Sebaliknya, otonomi wewenang mengatur penyiaran daerah ini rencananya malah akan dihapus DPR di draft RUU Penyiaran yang baru. “KPID akan dihapus dan hanya ada KPI Pusat. Ini sangat disayangkan, mengingat Indonesia itu punya keberagaman yang tinggi,” papar Bayu.
Tak bisa intervensi
Menanggapi sikap KPID Jabar, Ketua KPI Pusat Yuliandre Darwis mengatakan, surat edaran yang dikeluarkan oleh KPID Jabar merupakan kebijakan internal yang tidak dapat diintervensi KPI Pusat apalagi hal itu menyangkut kearifan lokal yang ada di daerahnya. “Setiap KPID berhak mengeluarkan surat edaran dan hal itu sudah sesuai dengan aturan yang ada di Undang-undang Penyiaran dan P3SPS KPI,” ujarnya.
Dalam P3SPS sendiri sudah diatur secara rinci tentang konten siaran yang memiliki muatan seks. Khusus untuk lirik lagu dan video klip, P3SPS tegas melarangnya. Pada pasal 20 ayat (1) SPS KPI 2012 menyebut, program siaran dilarang b erisi lagu dan/ atau video klip yang menampilkan judul dan atau lirik bermuatan seks, cabul, dan atau mengesankan aktivitas seks.
Yuliandre menjelaskan, beberapa tahun lalu beberapa KPID bahkan mengeluarkan larangan diputarnya lagu-lagu yang memiliki lirik bermuatan seks, di lembaga penyiaran yang ada di provinsinya masing-masing. “KPID NTB dan Jawa Tengah, pernah mengeluarkan larangan serupa,” ujarnya.
Kebijakan pembatasan atas disiarkannya lagu-lagu yang memiliki muatan dewasa ini didasari atas hasil pemantauan KPID Jawa Barat ini di radio yang bersiaran di provinsinya.
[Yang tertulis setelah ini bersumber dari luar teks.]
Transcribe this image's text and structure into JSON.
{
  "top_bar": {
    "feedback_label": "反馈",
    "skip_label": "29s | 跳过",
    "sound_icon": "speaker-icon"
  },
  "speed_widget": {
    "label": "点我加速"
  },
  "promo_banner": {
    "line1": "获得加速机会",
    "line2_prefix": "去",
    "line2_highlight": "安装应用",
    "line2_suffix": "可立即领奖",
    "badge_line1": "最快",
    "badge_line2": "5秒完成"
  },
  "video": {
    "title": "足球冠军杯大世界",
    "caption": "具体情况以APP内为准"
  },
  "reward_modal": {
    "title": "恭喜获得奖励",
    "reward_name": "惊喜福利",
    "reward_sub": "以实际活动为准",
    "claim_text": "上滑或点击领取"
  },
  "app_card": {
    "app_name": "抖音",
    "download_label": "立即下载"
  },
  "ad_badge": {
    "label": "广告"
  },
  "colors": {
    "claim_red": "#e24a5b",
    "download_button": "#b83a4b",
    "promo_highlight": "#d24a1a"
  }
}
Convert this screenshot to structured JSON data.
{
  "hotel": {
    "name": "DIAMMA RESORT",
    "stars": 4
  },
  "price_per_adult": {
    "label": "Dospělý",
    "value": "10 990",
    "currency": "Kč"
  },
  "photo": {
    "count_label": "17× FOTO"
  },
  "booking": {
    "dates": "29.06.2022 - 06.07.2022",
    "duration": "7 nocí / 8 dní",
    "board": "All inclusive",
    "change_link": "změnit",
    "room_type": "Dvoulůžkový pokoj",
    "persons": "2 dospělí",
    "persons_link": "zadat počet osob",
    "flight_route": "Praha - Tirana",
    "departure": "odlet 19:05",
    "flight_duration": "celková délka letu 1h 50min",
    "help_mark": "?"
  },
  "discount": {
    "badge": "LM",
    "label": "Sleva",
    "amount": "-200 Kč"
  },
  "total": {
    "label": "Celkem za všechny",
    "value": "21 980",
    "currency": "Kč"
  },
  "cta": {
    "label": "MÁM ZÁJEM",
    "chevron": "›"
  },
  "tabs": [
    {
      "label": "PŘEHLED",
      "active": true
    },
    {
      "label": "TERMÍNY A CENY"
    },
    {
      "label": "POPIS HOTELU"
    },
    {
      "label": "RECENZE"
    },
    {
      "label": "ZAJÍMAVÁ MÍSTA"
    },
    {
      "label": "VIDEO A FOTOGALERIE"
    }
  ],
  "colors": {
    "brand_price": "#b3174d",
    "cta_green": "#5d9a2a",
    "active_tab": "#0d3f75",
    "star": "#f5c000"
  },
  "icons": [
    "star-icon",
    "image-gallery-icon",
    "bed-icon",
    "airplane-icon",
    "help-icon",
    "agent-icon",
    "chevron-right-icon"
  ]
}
Pembatasan ini menurut Yuliandre adalah bagian dari usaha KPI untuk memantaskan konten siaran sesuai dengan peruntukannya. Surat edaran itu bukan melarang tetapi membatasi siaran dan dapat mengudara pada waktu diperbolehkannya program siaran dengan klasifikasi D (Dewasa), yakni pukul 22.00-03.00.